Existe-t-il une distance minimale entre l'ancien et le nouveau lieu de travail ?
Non. La loi ne fixe aucun seuil kilométrique et la jurisprudence refuse d'en ajouter un : une mutation dans la même agglomération peut suffire. Les juges vérifient en revanche la cohérence d'ensemble : si le bailleur démontre que la mutation n'a aucun lien avec le déménagement (par exemple un nouveau logement plus éloigné du nouveau poste que l'ancien), il peut contester la bonne foi du congé. Dans l'immense majorité des cas, une mutation réelle et un congé donné dans la foulée ne posent aucune difficulté.

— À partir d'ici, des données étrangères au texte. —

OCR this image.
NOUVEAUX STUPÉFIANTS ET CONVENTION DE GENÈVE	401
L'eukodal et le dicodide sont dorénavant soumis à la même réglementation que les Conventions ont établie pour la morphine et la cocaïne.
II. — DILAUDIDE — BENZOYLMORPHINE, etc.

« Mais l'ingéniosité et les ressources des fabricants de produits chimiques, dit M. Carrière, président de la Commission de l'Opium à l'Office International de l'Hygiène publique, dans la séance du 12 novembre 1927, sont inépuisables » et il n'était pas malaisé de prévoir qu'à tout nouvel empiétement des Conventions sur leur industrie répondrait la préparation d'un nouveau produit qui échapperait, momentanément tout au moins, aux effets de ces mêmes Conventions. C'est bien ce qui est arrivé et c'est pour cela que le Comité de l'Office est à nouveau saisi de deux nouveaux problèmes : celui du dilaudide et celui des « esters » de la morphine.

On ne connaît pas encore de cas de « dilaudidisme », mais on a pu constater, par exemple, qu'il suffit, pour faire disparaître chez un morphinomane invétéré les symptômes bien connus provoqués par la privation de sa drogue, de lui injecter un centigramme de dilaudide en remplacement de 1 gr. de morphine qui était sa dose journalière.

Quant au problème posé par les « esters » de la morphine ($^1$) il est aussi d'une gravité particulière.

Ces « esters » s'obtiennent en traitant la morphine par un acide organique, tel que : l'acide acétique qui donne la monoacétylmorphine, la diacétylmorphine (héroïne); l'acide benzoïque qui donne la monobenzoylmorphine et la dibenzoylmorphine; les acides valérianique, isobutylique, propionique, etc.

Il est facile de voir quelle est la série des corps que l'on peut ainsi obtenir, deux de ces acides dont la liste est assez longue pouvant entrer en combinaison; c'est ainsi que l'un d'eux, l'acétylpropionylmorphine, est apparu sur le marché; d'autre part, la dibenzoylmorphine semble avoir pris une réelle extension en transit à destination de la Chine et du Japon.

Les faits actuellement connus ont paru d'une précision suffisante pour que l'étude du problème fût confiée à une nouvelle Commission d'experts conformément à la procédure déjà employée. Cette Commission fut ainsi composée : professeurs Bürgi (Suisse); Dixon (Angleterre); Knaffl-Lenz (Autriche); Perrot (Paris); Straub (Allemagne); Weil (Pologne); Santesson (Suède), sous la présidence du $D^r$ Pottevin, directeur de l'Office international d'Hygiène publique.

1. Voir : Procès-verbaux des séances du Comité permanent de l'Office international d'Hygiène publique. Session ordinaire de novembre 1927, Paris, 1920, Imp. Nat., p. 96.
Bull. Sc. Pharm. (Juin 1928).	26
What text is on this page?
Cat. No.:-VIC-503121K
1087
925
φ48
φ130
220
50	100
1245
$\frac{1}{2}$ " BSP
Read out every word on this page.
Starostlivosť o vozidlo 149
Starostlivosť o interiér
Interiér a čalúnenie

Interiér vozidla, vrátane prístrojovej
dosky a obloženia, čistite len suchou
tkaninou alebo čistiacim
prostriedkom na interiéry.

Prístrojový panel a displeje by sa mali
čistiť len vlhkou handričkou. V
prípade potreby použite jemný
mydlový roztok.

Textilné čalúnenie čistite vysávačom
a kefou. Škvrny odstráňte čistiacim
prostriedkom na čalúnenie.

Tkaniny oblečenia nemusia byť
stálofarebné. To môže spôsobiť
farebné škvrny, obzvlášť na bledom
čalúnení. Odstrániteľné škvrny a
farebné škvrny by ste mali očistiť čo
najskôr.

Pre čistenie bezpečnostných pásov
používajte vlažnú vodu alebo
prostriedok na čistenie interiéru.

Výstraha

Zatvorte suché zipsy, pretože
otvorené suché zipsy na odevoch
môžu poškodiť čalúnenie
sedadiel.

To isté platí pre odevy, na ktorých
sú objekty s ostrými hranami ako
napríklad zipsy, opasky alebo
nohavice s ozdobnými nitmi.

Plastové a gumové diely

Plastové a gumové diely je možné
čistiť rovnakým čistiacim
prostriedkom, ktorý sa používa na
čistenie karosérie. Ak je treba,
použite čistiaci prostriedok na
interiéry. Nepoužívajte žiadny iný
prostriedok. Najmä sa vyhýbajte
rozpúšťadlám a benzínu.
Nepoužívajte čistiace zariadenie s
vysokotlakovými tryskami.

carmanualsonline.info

Mon CDD ou ma période d'essai change quelque chose au préavis réduit ?
Non. La nature du contrat de travail est indifférente : un salarié en CDD ou en période d'essai muté par son employeur bénéficie du préavis réduit dans les mêmes conditions qu'un salarié en CDI. Ce qui est exigé, c'est un lien de subordination avec un employeur qui décide du changement de lieu de travail. À l'inverse, les indépendants, auto-entrepreneurs et professions libérales qui déplacent leur activité ne peuvent pas invoquer la mutation : pour eux, seuls d'autres motifs (zone tendue notamment) peuvent réduire le préavis.
Le bailleur peut-il refuser mon préavis réduit ou exiger trois mois de loyer ?
Si votre lettre mentionne la mutation et que le justificatif est joint, non : le préavis d'un mois s'impose au bailleur, qui ne peut ni refuser le congé ni exiger de loyer au-delà du terme. S'il conteste la réalité du motif, c'est à lui de saisir le juge. En revanche, si votre lettre omet le motif ou le justificatif, le bailleur est fondé à réclamer le loyer sur trois mois, et les juges lui donnent raison. Tout se joue donc à l'envoi : lettre complète, justificatif agrafé, recommandé avec avis de réception.
Mon conjoint est muté mais le bail est à mon nom : ai-je droit au mois de préavis ?
Tout dépend de la titularité du bail. Si vous êtes mariés ou pacsés (avec bail cotitulaire, ce qui est automatique pour les époux), le congé donné par les deux bénéficie du préavis réduit grâce au motif propre à l'un des cotitulaires. Si le bail est au seul nom du conjoint non muté et que le couple n'est ni marié ni pacsé, le motif de mutation ne lui est pas personnel : le préavis de trois mois s'applique en principe, sauf si le logement est en zone tendue (préavis d'un mois sans motif) ou si le bailleur accepte un départ anticipé, accord à formaliser par écrit.